A segurança jurídica e a estabilidade das relações de propriedade no Brasil dependem diretamente do correto encadeamento de atos notariais e registrais. No entanto, é recorrente a ocorrência de patologias graves na manifestação de vontade, sendo uma das mais sensíveis a lavratura de escrituras públicas com base em procurações cujos mandatos já haviam sido extintos pelo falecimento do outorgante.
Este breve artigo analisa as consequências jurídicas desse tipo de caso, a inaplicabilidade da convalescença registral do artigo 214, parágrafo 5º, da Lei de Registros Públicos em tais negócios gratuitos, e o atual panorama de responsabilização civil de tabeliães, registradores e do Estado sob o influxo do Tema 777 do Supremo Tribunal Federal.
1. A EXTINÇÃO DO MANDATO PELA MORTE DO OUTORGANTE
O contrato de mandato é fundamentado na mútua confiança entre mandante e mandatário. Por possuir caráter essencialmente personalíssimo (intuitu personae), a regra geral estabelecida pelo Código Civil brasileiro, em seu artigo 682, inciso II, determina que o mandato cessa pela morte de qualquer das partes.

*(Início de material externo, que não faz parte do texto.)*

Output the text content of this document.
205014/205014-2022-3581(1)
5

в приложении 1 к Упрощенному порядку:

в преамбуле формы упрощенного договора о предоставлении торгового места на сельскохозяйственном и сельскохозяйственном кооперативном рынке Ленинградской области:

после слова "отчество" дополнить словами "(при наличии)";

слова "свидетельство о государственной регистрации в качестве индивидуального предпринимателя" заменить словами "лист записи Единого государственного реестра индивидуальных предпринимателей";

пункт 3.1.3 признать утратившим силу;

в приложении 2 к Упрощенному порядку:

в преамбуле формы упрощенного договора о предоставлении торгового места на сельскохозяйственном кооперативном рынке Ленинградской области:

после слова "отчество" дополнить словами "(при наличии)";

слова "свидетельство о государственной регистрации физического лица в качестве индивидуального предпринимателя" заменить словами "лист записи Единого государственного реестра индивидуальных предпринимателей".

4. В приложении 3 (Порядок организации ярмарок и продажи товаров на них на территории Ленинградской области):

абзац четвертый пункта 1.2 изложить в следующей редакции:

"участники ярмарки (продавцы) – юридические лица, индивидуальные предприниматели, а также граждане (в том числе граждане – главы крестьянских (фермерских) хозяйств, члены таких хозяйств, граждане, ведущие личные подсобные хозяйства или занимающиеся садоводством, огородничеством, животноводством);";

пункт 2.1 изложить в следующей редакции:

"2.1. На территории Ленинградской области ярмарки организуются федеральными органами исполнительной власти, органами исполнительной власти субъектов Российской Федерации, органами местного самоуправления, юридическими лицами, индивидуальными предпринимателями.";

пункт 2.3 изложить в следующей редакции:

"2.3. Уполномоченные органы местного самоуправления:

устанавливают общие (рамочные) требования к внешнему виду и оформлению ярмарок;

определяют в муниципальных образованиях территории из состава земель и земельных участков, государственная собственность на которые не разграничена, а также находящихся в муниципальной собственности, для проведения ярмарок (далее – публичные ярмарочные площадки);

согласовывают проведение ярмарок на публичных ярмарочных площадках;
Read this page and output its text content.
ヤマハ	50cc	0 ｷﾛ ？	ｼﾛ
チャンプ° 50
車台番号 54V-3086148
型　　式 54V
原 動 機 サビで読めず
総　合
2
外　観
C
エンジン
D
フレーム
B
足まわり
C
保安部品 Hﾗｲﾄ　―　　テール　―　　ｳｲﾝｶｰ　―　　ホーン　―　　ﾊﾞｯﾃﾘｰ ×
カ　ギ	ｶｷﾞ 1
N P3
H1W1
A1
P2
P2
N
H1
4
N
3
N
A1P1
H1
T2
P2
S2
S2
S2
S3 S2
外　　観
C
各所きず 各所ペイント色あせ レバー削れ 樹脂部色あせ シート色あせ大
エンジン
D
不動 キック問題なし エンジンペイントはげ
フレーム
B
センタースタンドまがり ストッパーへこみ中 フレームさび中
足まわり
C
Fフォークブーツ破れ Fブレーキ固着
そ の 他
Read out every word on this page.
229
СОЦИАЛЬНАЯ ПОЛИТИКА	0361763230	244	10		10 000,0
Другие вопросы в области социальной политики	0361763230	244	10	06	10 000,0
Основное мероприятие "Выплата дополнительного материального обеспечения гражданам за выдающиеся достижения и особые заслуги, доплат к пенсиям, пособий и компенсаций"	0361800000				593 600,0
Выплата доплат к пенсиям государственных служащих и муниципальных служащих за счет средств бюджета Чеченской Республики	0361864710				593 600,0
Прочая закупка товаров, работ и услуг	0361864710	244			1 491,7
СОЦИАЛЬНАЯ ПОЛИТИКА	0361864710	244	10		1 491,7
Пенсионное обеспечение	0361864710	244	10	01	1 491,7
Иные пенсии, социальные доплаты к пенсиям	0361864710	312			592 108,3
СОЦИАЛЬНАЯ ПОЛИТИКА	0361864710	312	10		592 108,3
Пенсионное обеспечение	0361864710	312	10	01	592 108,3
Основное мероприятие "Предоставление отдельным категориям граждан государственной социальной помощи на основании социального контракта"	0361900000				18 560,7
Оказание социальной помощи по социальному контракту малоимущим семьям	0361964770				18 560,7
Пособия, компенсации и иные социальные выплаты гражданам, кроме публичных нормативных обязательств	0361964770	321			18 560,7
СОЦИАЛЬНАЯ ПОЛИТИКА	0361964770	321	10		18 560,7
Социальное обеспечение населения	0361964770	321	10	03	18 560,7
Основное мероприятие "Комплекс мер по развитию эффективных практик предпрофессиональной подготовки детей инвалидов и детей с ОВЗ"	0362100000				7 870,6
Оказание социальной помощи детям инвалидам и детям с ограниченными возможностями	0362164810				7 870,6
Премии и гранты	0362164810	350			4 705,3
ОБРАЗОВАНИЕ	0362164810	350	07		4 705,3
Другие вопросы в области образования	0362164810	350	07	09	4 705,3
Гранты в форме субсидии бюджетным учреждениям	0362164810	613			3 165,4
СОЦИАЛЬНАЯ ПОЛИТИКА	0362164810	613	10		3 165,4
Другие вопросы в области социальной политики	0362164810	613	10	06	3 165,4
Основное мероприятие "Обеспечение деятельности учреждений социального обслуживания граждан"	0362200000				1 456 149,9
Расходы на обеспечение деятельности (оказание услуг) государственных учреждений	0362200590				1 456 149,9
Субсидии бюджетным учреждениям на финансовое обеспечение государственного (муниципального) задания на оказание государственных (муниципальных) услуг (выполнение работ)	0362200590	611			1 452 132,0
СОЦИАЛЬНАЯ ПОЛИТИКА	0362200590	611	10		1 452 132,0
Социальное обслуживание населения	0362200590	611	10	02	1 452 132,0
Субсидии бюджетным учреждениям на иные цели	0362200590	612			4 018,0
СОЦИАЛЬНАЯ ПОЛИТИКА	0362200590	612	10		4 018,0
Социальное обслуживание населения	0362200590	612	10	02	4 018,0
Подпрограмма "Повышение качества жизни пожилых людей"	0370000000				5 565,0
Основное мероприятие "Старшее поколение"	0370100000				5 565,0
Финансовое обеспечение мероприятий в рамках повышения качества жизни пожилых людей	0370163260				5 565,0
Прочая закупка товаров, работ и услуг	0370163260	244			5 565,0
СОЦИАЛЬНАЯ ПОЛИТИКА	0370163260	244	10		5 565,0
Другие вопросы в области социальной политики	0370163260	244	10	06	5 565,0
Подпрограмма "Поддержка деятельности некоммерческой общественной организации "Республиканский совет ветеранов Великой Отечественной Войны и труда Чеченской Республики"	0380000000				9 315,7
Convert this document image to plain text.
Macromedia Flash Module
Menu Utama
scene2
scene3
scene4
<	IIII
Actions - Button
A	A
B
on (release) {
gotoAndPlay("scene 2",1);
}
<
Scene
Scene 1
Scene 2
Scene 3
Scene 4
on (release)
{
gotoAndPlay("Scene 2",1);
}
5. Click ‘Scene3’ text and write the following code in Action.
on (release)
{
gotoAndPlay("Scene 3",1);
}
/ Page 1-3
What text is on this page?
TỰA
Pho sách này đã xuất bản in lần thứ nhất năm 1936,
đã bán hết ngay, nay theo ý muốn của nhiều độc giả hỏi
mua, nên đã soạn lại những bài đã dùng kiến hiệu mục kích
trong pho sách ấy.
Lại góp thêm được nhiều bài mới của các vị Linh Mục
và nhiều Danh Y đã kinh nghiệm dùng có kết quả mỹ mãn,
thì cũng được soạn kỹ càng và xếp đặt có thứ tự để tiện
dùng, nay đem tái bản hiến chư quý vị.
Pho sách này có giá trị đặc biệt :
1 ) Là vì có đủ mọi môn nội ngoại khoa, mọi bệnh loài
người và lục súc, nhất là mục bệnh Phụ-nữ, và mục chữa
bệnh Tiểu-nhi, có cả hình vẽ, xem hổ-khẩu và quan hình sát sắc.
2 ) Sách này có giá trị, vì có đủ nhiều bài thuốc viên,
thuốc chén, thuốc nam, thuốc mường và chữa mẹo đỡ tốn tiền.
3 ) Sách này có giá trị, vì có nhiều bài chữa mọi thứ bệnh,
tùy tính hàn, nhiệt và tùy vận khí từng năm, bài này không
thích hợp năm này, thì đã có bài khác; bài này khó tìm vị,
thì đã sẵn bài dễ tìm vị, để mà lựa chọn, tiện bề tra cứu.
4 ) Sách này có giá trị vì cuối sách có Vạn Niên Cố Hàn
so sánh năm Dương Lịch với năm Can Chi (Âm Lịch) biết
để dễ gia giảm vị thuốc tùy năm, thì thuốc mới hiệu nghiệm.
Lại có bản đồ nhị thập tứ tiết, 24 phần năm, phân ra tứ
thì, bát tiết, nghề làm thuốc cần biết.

Uma vez ocorrido o FALECIMENTO do mandante, extingue-se de forma automática o poder de representação outorgado. Como leciona a clássica doutrina, a morte atua como causa natural de resilição unilateral ou de cessação dos efeitos do contrato (ARNALDO RIZZARDO. Contratos, 2023). Eventuais atos praticados pelo mandatário após o falecimento do outorgante são, em regra, INEFICAZES perante o espólio ou herdeiros, nos termos do artigo 662 do Código Civil, salvo se houver posterior ratificação expressa pelos sucessores.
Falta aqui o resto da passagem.